The standard xarray.backends.api.open_dataset() and xarray.backends.api.open_datatree() methods should be used to open either a Dataset or a DataTree.

>>> dataset = xarray.open_dataset(
                "/data/data.ms",
                partition_schema=["DATA_DESC_ID", "FIELD_ID"])
>>> datatree = xarray.backends.api.open_datatree(
                "/data/data.ms",
                partition_schema=["DATA_DESC_ID", "FIELD_ID"])

These methods defer to the relevant methods on the Entrypoint Class. Consult the method signatures for information on extra arguments that can be passed.

Entrypoint Class#

Entrypoint class for the MSv2 backend.

class xarray_ms.backend.msv2.entrypoint.MSv2EntryPoint#

Create a Dataset presenting an MSv4 view over a partition of a MSv2 CASA Measurement Set

Parameters:

filename_or_obj – The path to the MSv2 CASA Measurement Set file.
drop_variables – Variables to drop from the dataset.
partition_schema – The columns to use for partitioning the Measurement set. Defaults to ['OBSERVATION_ID', 'PROCESSOR_ID', 'DATA_DESC_ID', 'OBS_MODE'].
partition_key – A key corresponding to an individual partition. For example (('DATA_DESC_ID', 0), ('FIELD_ID', 0)). If None, the first partition will be opened.
preferred_chunks – The preferred chunks for each partition.
auto_corrs – Include/Exclude auto-correlations.
ninstances – The number of Measurement Set instances to open for parallel I/O.
epoch – A unique string identifying the creation of this Dataset. This should not normally need to be set by the user
structure_factory – A factory for creating MSv2Structure objects. This should not normally need to be set by the user

Returns:

A Dataset referring to the unique partition specified by partition_schema and partition_key.
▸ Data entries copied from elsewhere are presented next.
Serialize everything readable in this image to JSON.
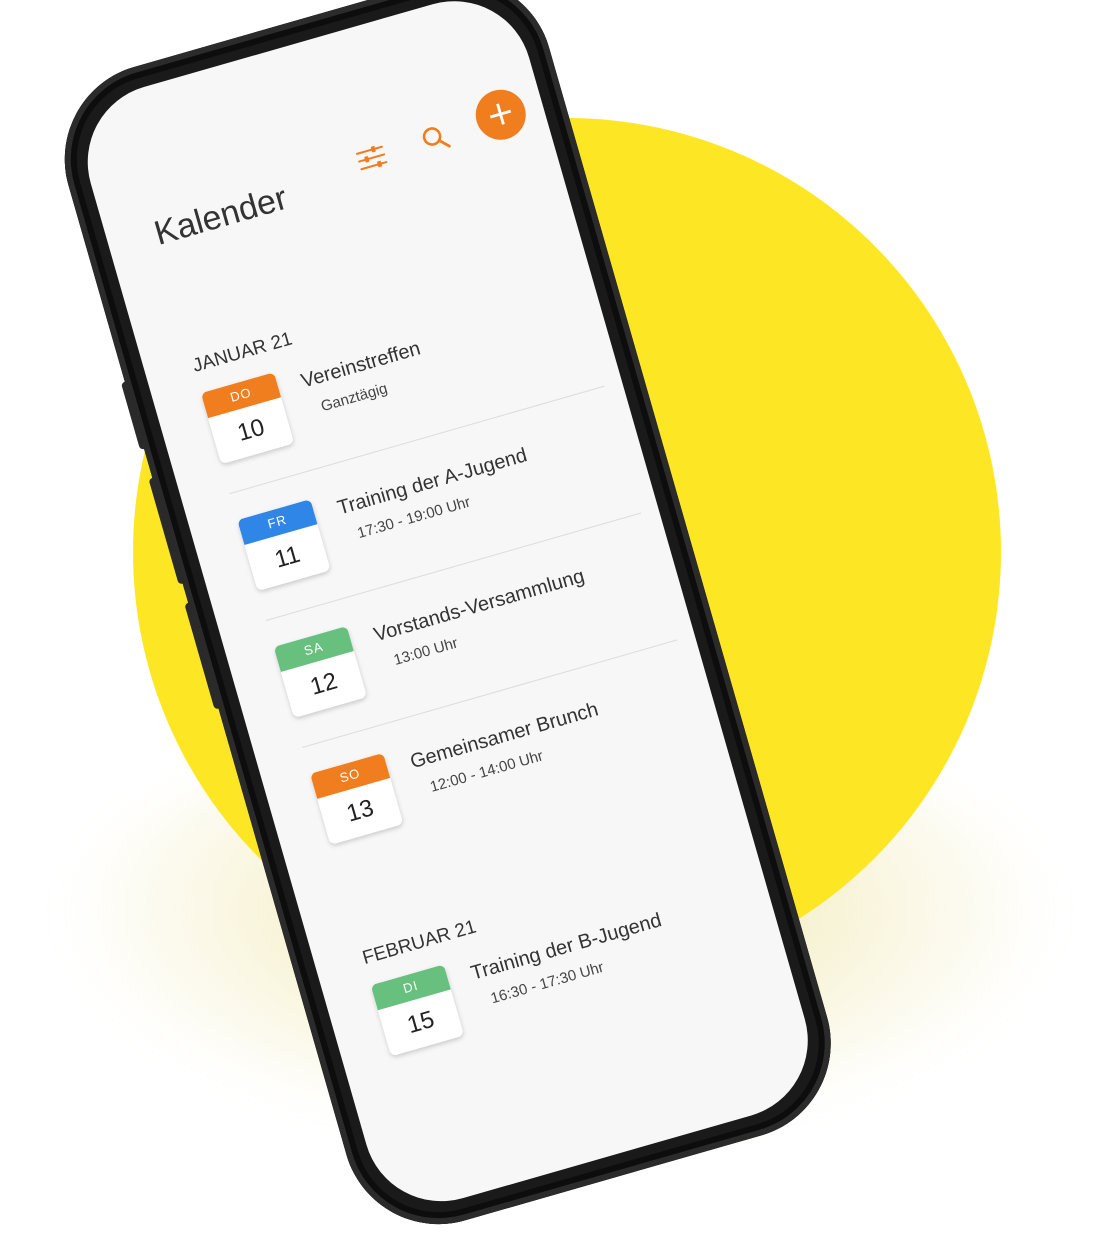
{
  "colors": {
    "accent": "#f07d1e",
    "orange": "#f07d1e",
    "blue": "#2f86e6",
    "green": "#67c07d",
    "background_disc": "#fde725"
  },
  "header": {
    "title": "Kalender",
    "filter_icon": "sliders-icon",
    "search_icon": "search-icon",
    "add_label": "+"
  },
  "sections": [
    {
      "month": "JANUAR 21",
      "events": [
        {
          "dow": "DO",
          "day": "10",
          "color": "orange",
          "title": "Vereinstreffen",
          "time": "Ganztägig"
        },
        {
          "dow": "FR",
          "day": "11",
          "color": "blue",
          "title": "Training der A-Jugend",
          "time": "17:30 - 19:00 Uhr"
        },
        {
          "dow": "SA",
          "day": "12",
          "color": "green",
          "title": "Vorstands-Versammlung",
          "time": "13:00  Uhr"
        },
        {
          "dow": "SO",
          "day": "13",
          "color": "orange",
          "title": "Gemeinsamer Brunch",
          "time": "12:00 - 14:00 Uhr"
        }
      ]
    },
    {
      "month": "FEBRUAR 21",
      "events": [
        {
          "dow": "DI",
          "day": "15",
          "color": "green",
          "title": "Training der B-Jugend",
          "time": "16:30 - 17:30 Uhr"
        }
      ]
    }
  ]
}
Create a DataTree presenting an MSv4 view over multiple partitions of a MSv2 CASA Measurement Set.

Parameters:

filename_or_obj – The path to the MSv2 CASA Measurement Set file.

preferred_chunks –

Chunk sizes along each dimension, e.g. {"time": 10, "frequency": 16}. Individual partitions can be chunked differently by partially (or fully) specifying a partition key: e.g.

{  # Applies to all partitions with the relevant DATA_DESC_ID
  (("DATA_DESC_ID", 0),): {"time": 10, "frequency": 16},
  (("DATA_DESC_ID", 1),): {"time": 20, "frequency": 32},
}
{  # Applies to all partitions with the relevant DATA_DESC_ID and FIELD_ID
  (("DATA_DESC_ID", 0), ('FIELD_ID', 1)): {"time": 10, "frequency": 16},
  (("DATA_DESC_ID", 1), ('FIELD_ID', 0)): {"time": 20, "frequency": 32},
}
{  # String variants
  "DATA_DESC_ID=0,FIELD_ID=0": {"time": 10, "frequency": 16},
  "D=0,F=1": {"time": 20, "frequency": 32},
}

Note

xarray’s reserved chunks argument must be specified in order to enable this functionality and enable fine-grained chunking in Datasets and DataTrees. See xarray’s backend documentation on Preferred chunk sizes for more information.

drop_variables – Variables to drop from the dataset.
partition_schema – The columns to use for partitioning the Measurement set. Defaults to ['OBSERVATION_ID', 'PROCESSOR_ID', 'DATA_DESC_ID', 'OBS_MODE'].
auto_corrs – Include/Exclude auto-correlations.
ninstances – The number of Measurement Set instances to open for parallel I/O.
epoch – A string uniquely identifying this Dataset. This should not normally be set by the user

Returns:

An xarray DataTree

Partioning Schema#

The default partitioning schema contains the following columns:

xarray_ms.backend.msv2.structure.DEFAULT_PARTITION_COLUMNS: List[str] = ['OBSERVATION_ID', 'PROCESSOR_ID', 'DATA_DESC_ID', 'OBS_MODE']#: Default Partitioning Column Schema

Partitioning always uses these columns, but additional columns can be selected if finer grained partitioning is required:

xarray_ms.backend.msv2.structure.VALID_PARTITION_COLUMNS: List[str] = ['DATA_DESC_ID', 'OBSERVATION_ID', 'PROCESSOR_ID', 'FIELD_ID', 'SCAN_NUMBER', 'STATE_ID', 'SOURCE_ID', 'OBS_MODE', 'SUB_SCAN_NUMBER']#: Valid partitioning columns

Note that OBS_MODE and SUB_SCAN_NUMBER are columns in the STATE subtable, while SOURCE_ID is a column of the FIELD subtable. Partitioning on these columns is achieved by joining on the STATE_ID and FIELD_ID columns, respectively.